On trouvera ici l’hymne composée par un moine de Solesmes pour les matines de la fête de saint Augustin au propre de la « Congrégation de France ». Voici les antiennes du Magnificat et du Benedictus :

Augustinus et quadraginta monachi procedebant ut oves ad victimam, spectaculum mundo, angelis et hominibus, aereis potestatibus terribiles ut castrorum acies ordinata, alleluia.

Augustin et 40 moines s’avançaient comme des brebis qu’on mène au sacrifice, spectacle pour le monde, les anges et les hommes, terribles aux puissances de l’air comme une armée rangée en ordre de bataille, alléluia.

(En dehors des premiers mots, toutes les expressions sont des citations de l’Ecriture : Isaïe et Jérémie, I Corinthiens, Ephésiens, Cantique des cantiques.)

Dux pacifer Augustinus cum beato sanctorum choro, elato crucis Domini triumphali vexillo, ingrediebatur civitatem, alleluia.

Augustin, chef qui apporte la paix, avec le bienheureux chœur des saints, ayant levé l’étendard triomphal de la Croix du Seigneur, entrait dans la ville, alléluia.

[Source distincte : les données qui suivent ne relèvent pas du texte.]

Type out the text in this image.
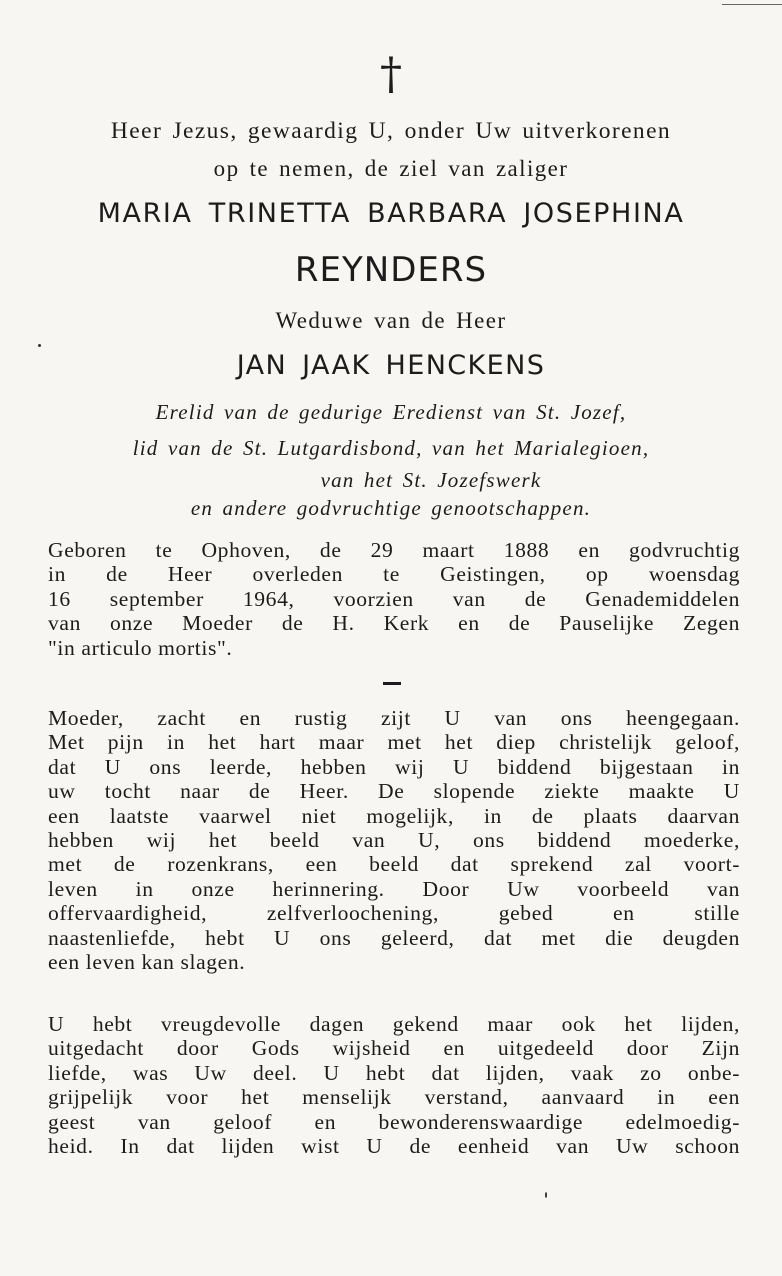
†
Heer Jezus, gewaardig U, onder Uw uitverkorenen
op te nemen, de ziel van zaliger
MARIA TRINETTA BARBARA JOSEPHINA
REYNDERS
Weduwe van de Heer
JAN JAAK HENCKENS
Erelid van de gedurige Eredienst van St. Jozef,
lid van de St. Lutgardisbond, van het Marialegioen,
van het St. Jozefswerk
en andere godvruchtige genootschappen.
Geboren te Ophoven, de 29 maart 1888 en godvruchtig
in de Heer overleden te Geistingen, op woensdag
16 september 1964, voorzien van de Genademiddelen
van onze Moeder de H. Kerk en de Pauselijke Zegen
"in articulo mortis".
Moeder, zacht en rustig zijt U van ons heengegaan.
Met pijn in het hart maar met het diep christelijk geloof,
dat U ons leerde, hebben wij U biddend bijgestaan in
uw tocht naar de Heer. De slopende ziekte maakte U
een laatste vaarwel niet mogelijk, in de plaats daarvan
hebben wij het beeld van U, ons biddend moederke,
met de rozenkrans, een beeld dat sprekend zal voort-
leven in onze herinnering. Door Uw voorbeeld van
offervaardigheid, zelfverloochening, gebed en stille
naastenliefde, hebt U ons geleerd, dat met die deugden
een leven kan slagen.
U hebt vreugdevolle dagen gekend maar ook het lijden,
uitgedacht door Gods wijsheid en uitgedeeld door Zijn
liefde, was Uw deel. U hebt dat lijden, vaak zo onbe-
grijpelijk voor het menselijk verstand, aanvaard in een
geest van geloof en bewonderenswaardige edelmoedig-
heid. In dat lijden wist U de eenheid van Uw schoon
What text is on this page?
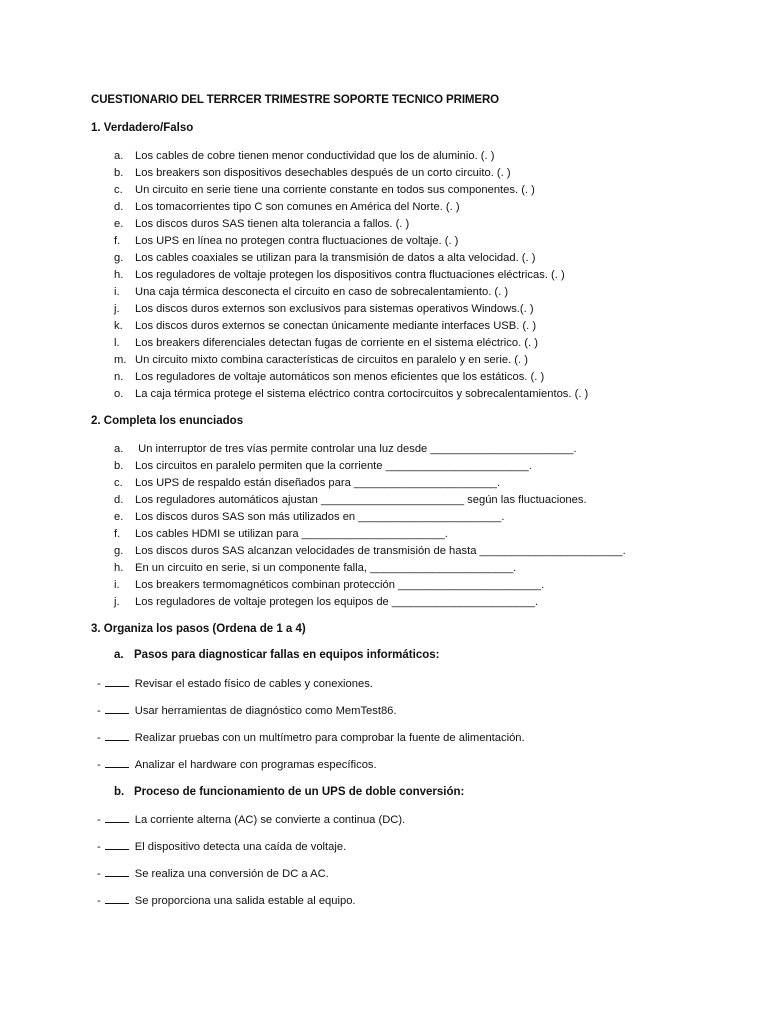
CUESTIONARIO DEL TERRCER TRIMESTRE SOPORTE TECNICO PRIMERO
1. Verdadero/Falso
a. Los cables de cobre tienen menor conductividad que los de aluminio. (. )
b. Los breakers son dispositivos desechables después de un corto circuito. (. )
c. Un circuito en serie tiene una corriente constante en todos sus componentes. (. )
d. Los tomacorrientes tipo C son comunes en América del Norte. (. )
e. Los discos duros SAS tienen alta tolerancia a fallos. (. )
f. Los UPS en línea no protegen contra fluctuaciones de voltaje. (. )
g. Los cables coaxiales se utilizan para la transmisión de datos a alta velocidad. (. )
h. Los reguladores de voltaje protegen los dispositivos contra fluctuaciones eléctricas. (. )
i. Una caja térmica desconecta el circuito en caso de sobrecalentamiento. (. )
j. Los discos duros externos son exclusivos para sistemas operativos Windows.(. )
k. Los discos duros externos se conectan únicamente mediante interfaces USB. (. )
l. Los breakers diferenciales detectan fugas de corriente en el sistema eléctrico. (. )
m. Un circuito mixto combina características de circuitos en paralelo y en serie. (. )
n. Los reguladores de voltaje automáticos son menos eficientes que los estáticos. (. )
o. La caja térmica protege el sistema eléctrico contra cortocircuitos y sobrecalentamientos. (. )
2. Completa los enunciados
a. Un interruptor de tres vías permite controlar una luz desde _______________________.
b. Los circuitos en paralelo permiten que la corriente _______________________.
c. Los UPS de respaldo están diseñados para _______________________.
d. Los reguladores automáticos ajustan _______________________ según las fluctuaciones.
e. Los discos duros SAS son más utilizados en _______________________.
f. Los cables HDMI se utilizan para _______________________.
g. Los discos duros SAS alcanzan velocidades de transmisión de hasta _______________________.
h. En un circuito en serie, si un componente falla, _______________________.
i. Los breakers termomagnéticos combinan protección _______________________.
j. Los reguladores de voltaje protegen los equipos de _______________________.
3. Organiza los pasos (Ordena de 1 a 4)
a. Pasos para diagnosticar fallas en equipos informáticos:
-	Revisar el estado físico de cables y conexiones.
-	Usar herramientas de diagnóstico como MemTest86.
-	Realizar pruebas con un multímetro para comprobar la fuente de alimentación.
-	Analizar el hardware con programas específicos.
b. Proceso de funcionamiento de un UPS de doble conversión:
-	La corriente alterna (AC) se convierte a continua (DC).
-	El dispositivo detecta una caída de voltaje.
-	Se realiza una conversión de DC a AC.
-	Se proporciona una salida estable al equipo.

(Pour cette antienne je ne trouve aucune référence biblique. Le seul « dux pacifer » qu’on trouve sur internet est Adolphe IV de Holstein, qui après sa victoire sur les Danois en 1227 se fit prêtre et se retira dans un couvent de cordeliers conformément au vœu qu’il avait fait…)

Commentaires

  • Gaffiot signale deux emplois de "pacifer", qui est une création des poètes romains. Dans l'Enéide de Virgile, pour qualifier l'olivier, arbre porte-paix ; et dans les Métamorphoses d'Ovide pour qualifier "le dieu pacificateur du mont Cyllène", qui est, je crois, Mercure.
    Il est probable que les poètes chrétiens ont repris l'adjectif...

  • Intéressant.

    Le dictionnaire de Lewis & Short (en ligne sur Perseus), nettement plus riche que notre Gaffiot, confirme votre jugement, et donne effectivement le mot comme poétique et post-classique.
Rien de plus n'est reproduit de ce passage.